Laurent Wauquiez envisage d’aller jusqu’à Crémieu. Oscillant entre Bus à haut niveau de service (BHNS) et tram, son choix est au final assez proche de ceux de ses concurrents. Les écologistes préférant toutefois l’option rail à l’option bus.

De même, un rallongement du tram-train à l’Ouest lyonnais fait consensus. « Il est possible de faire des travaux sur ce secteur dans les dix ans », estime Fouziya Bouzerda. Motif de l’urgence pour elle : le fait de ne pas avoir d’autres transports en commun sur le secteur. Sur le sujet, la plupart des acteurs souhaitaient prolonger l’actuelle ligne Lyon/Sain-Bel jusqu’à la Brevenne.
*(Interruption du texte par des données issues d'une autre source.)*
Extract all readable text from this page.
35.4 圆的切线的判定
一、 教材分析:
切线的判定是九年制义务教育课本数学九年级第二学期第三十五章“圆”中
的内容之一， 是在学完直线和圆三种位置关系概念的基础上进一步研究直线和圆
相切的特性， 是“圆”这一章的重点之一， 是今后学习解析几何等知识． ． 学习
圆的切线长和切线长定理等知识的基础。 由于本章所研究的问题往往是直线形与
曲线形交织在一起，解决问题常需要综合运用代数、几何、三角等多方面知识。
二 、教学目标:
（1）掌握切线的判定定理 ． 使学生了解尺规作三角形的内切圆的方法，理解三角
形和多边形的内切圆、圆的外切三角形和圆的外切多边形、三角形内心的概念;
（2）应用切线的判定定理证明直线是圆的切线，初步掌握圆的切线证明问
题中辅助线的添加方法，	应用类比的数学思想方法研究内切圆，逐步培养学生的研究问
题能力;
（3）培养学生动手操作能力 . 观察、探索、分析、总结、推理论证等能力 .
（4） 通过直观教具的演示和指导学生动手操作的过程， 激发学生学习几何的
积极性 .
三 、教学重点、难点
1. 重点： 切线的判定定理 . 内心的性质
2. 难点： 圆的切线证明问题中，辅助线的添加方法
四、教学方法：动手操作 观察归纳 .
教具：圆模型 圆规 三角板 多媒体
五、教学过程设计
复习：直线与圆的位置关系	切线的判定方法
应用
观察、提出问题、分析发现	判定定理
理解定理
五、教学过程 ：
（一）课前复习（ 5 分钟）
Côté écologiste et PS, on évoque même Courzieu et la Giraudière, un brin plus loin. 

« Il devra également y avoir un cadencement en direction de Lozanne, Givors et Brignais », estime Bernard Chaverot (PRG), sur la liste de Najat Vallaud-Belkacem, dans le Rhône.

Là encore, sur ces lignes, l’attente est forte et tous les candidats semblent l’avoir compris. Et les retards pris par l’actuel exécutif régional sont, une fois de plus, soulignés.

Laurent Wauquiez, président de la région Auvergne- Rhône-Alpes lors de ses vœux 2019. Le 28 janvier 2019 au musée des Tissus et des Arts Décoratifs.Photo : MG/Rue89Lyon

Le Lyon/Trévoux : l’éternelle arlésienne des régionales

Le gros point de friction reste le même depuis plusieurs dizaines d’années : le Lyon/Trévoux. « L’arlésienne des élections régionales », souffle la communiste Cécile Cukierman.

Au nord de Lyon, cette ligne doit permettre de desservir un bassin de population important de population. Pendant 30 ans, un projet de train a traîné en bord de Saône. Lors du dernier mandat de Jean-Jack Queyranne, des fonds avaient été prévus.

Laurent Wauquiez est revenu sur la question en proposant un projet plus réaliste, selon lui : un bus à haut niveau de service (BHNS). Sur une voie lui étant consacrée jusqu’à Caluire, celui-ci sera plus lent, certes. Mais il a le mérite d’être plus réalisable, selon l’exécutif.

Sauf que la solution ne satisfait toujours pas. La Fédération nationale des associations d’usagers des transports (Fnaut) a fait savoir son désir du retour d’un projet de train, plus adapté à une grande part de voyageurs. À gauche, la liste PCF-LFI de Cécile Cukierman est résolument pour le retour du projet de train.

Plus rapide, capable de prendre plus d’usagers, le train a des avantages indéniables face au bus. Malheureusement, le trajet jusqu’à Part-Dieu devait se faire en deux temps : Trévoux/Sathonay puis Sathonay/Lyon. Une rupture de charge rendant le projet plus complexe. Dans ce cas, l’arrivée du métro pourrait en intéresser plus d’un. 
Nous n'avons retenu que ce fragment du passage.